US unemployment rate drops to 7.8%

5 Oct 12
The United States’ unemployment rate fell to 7.8% last month, its lowest level for more than three and a half years, according to the US Department of Labor.

By Nick Mann | 5 October 2012

The United States’ unemployment rate fell to 7.8% last month, its lowest level for more than three and a half years, according to the US Department of Labor.

The drop, from 8.1% in August, is the first time the rate has fallen below 8% since January 2009, when it was also 7.8%. It peaked at 10% in October 2010 but has generally shown a downward trend over the past three years.

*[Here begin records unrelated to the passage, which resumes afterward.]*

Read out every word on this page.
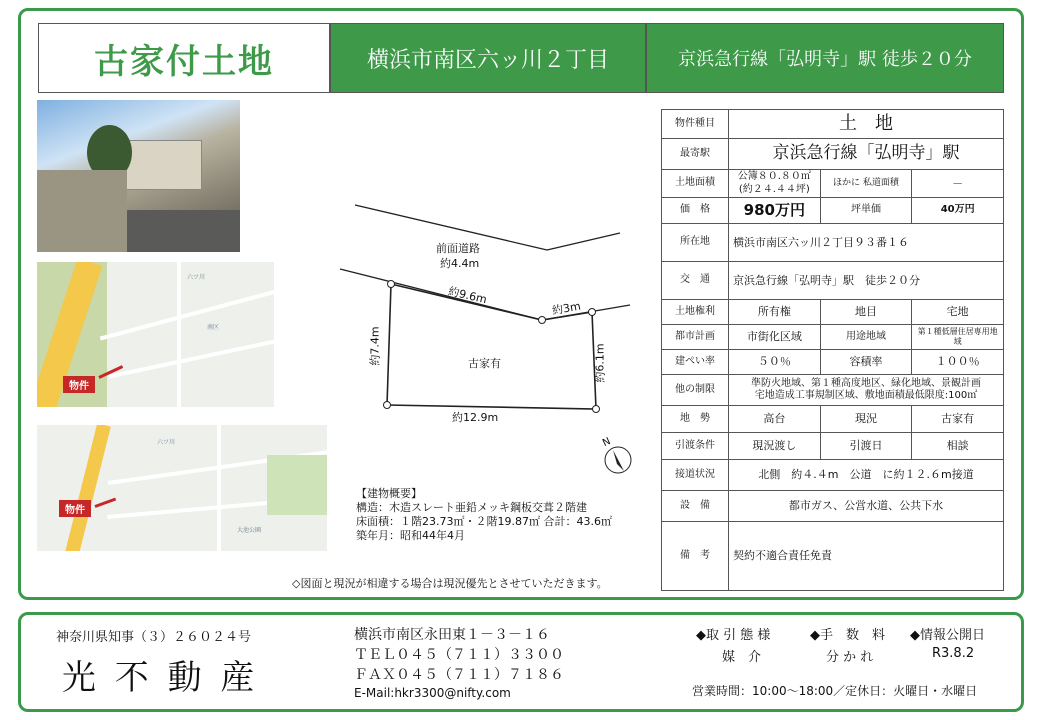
古家付土地	横浜市南区六ッ川２丁目	京浜急行線「弘明寺」駅 徒歩２０分
六ツ川
南区
物件
六ツ川
大池公園
物件
前面道路
約4.4m
約9.6m
約3m
約7.4m	約6.1m
約12.9m
古家有
N
【建物概要】
構造：木造スレート亜鉛メッキ鋼板交葺２階建
床面積：１階23.73㎡・２階19.87㎡ 合計：43.6㎡
築年月：昭和44年4月
◇図面と現況が相違する場合は現況優先とさせていただきます。
物件種目	土　地		
最寄駅	京浜急行線「弘明寺」駅		
土地面積	公簿８０.８０㎡(約２４.４４坪)	ほかに 私道面積	－
価　格	980万円	坪単価	40万円
所在地	横浜市南区六ッ川２丁目９３番１６		
交　通	京浜急行線「弘明寺」駅　徒歩２０分		
土地権利	所有権	地目	宅地
都市計画	市街化区域	用途地域	第１種低層住居専用地域
建ぺい率	５０％	容積率	１００％
他の制限	準防火地域、第１種高度地区、緑化地域、景観計画
宅地造成工事規制区域、敷地面積最低限度:100㎡		

地　勢	高台	現況	古家有
引渡条件	現況渡し	引渡日	相談
接道状況	北側　約４.４m　公道　に約１２.６m接道		
設　備	都市ガス、公営水道、公共下水		
備　考	契約不適合責任免責		
神奈川県知事（３）２６０２４号
光 不 動 産
横浜市南区永田東１－３－１６
ＴＥＬ０４５（７１１）３３００
ＦＡＸ０４５（７１１）７１８６
E-Mail:hkr3300@nifty.com
◆取 引 態 様
媒　介
◆手　数　料
分 か れ
◆情報公開日
R3.8.2
営業時間：10:00～18:00／定休日：火曜日・水曜日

Today’s data also show the total number of people out of work fell by 456,000 last month to 12.1 million. A total of 114,000 new jobs were created, below the monthly average for 2012 as a whole, of 146,000.

Alan Krueger, chair of US president Barack Obama’s Council of Economic Advisers, said the figures were further evidence the US economy was ‘continuing to heal the wounds inflicted by the worst downturn since the Great Depression’.

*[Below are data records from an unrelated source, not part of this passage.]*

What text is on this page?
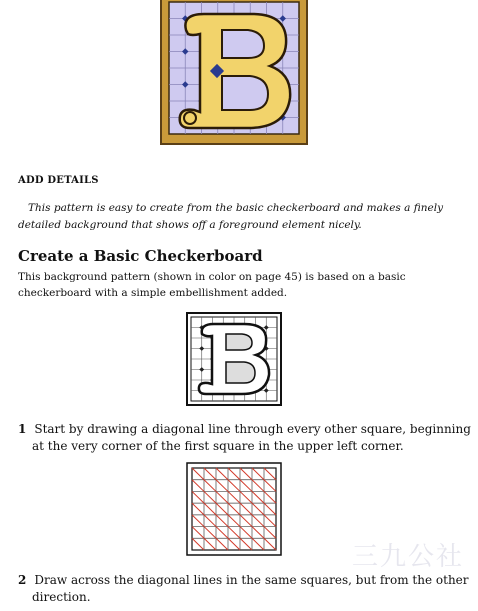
ADD DETAILS
This pattern is easy to create from the basic checkerboard and makes a finely detailed background that shows off a foreground element nicely.
Create a Basic Checkerboard
This background pattern (shown in color on page 45) is based on a basic checkerboard with a simple embellishment added.
1 Start by drawing a diagonal line through every other square, beginning at the very corner of the first square in the upper left corner.
2 Draw across the diagonal lines in the same squares, but from the other direction.
三九公社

He added: ‘It is critical that we continue the policies that are building an economy that works for the middle class as we dig our way out of the deep hole that was caused by the severe recession that began in December 2007.’

Krueger called on Congress to extend the tax cuts for middle-class families, which are set to expire at the end of this year – part of the ‘fiscal cliff’ of automatic tax rises and spending cuts that will kick in in January unless Congress agrees a new budget. A think-tank warned this week that this would increase the tax bill for 90% of US households by an average of $3,500 next year.

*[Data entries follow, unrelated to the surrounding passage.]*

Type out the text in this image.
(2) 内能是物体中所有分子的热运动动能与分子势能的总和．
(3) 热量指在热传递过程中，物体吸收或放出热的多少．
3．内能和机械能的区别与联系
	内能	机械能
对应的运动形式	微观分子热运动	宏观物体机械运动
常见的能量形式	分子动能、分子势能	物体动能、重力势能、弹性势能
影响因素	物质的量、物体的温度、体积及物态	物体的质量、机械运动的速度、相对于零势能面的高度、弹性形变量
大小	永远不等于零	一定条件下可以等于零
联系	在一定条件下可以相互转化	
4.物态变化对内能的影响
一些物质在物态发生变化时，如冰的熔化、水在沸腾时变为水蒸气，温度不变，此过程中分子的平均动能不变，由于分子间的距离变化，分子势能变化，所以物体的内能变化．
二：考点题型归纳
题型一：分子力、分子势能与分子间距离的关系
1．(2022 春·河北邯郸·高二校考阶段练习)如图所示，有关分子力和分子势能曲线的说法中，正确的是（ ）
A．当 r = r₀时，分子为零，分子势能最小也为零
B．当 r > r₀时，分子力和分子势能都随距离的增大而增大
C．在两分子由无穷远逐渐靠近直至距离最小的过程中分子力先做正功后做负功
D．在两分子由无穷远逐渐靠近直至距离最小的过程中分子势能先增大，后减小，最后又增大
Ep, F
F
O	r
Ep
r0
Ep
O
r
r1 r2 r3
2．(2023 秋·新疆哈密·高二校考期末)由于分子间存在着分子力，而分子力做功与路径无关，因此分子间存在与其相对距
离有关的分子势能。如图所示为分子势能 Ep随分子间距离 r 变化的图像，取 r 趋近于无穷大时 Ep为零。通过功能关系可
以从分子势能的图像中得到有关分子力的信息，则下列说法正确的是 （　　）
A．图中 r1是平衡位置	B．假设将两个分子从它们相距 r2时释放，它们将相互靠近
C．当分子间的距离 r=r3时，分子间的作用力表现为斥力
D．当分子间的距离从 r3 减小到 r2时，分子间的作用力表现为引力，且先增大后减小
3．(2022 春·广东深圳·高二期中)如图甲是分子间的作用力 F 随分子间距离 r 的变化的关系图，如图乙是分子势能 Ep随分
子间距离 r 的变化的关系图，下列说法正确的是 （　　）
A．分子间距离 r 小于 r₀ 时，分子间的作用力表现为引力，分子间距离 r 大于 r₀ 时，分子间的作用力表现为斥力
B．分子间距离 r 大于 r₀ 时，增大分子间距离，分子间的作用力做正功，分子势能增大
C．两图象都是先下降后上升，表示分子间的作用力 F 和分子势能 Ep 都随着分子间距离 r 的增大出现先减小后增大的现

Congress should also pass elements of the president’s American Jobs Act focused on infrastructure investment and preventing state and local government job losses, he said.

Andrea Saul, campaign spokeswoman for Mitt Romney, Obama’s Republican rival in next month’s US presidential election, claimed the president’s policies had ‘driven job creators out of business and increased layoffs’. She added: ‘If given a second term, President Obama’s agenda would destroy over 700,000 jobs and cost middle-class families as much as $4,000 in higher taxes,’ she said. ‘It’s unacceptable and Americans deserve better. As president, Mitt Romney will cut taxes for the middle class and reform our tax code to get millions of Americans back to work in good-paying jobs.’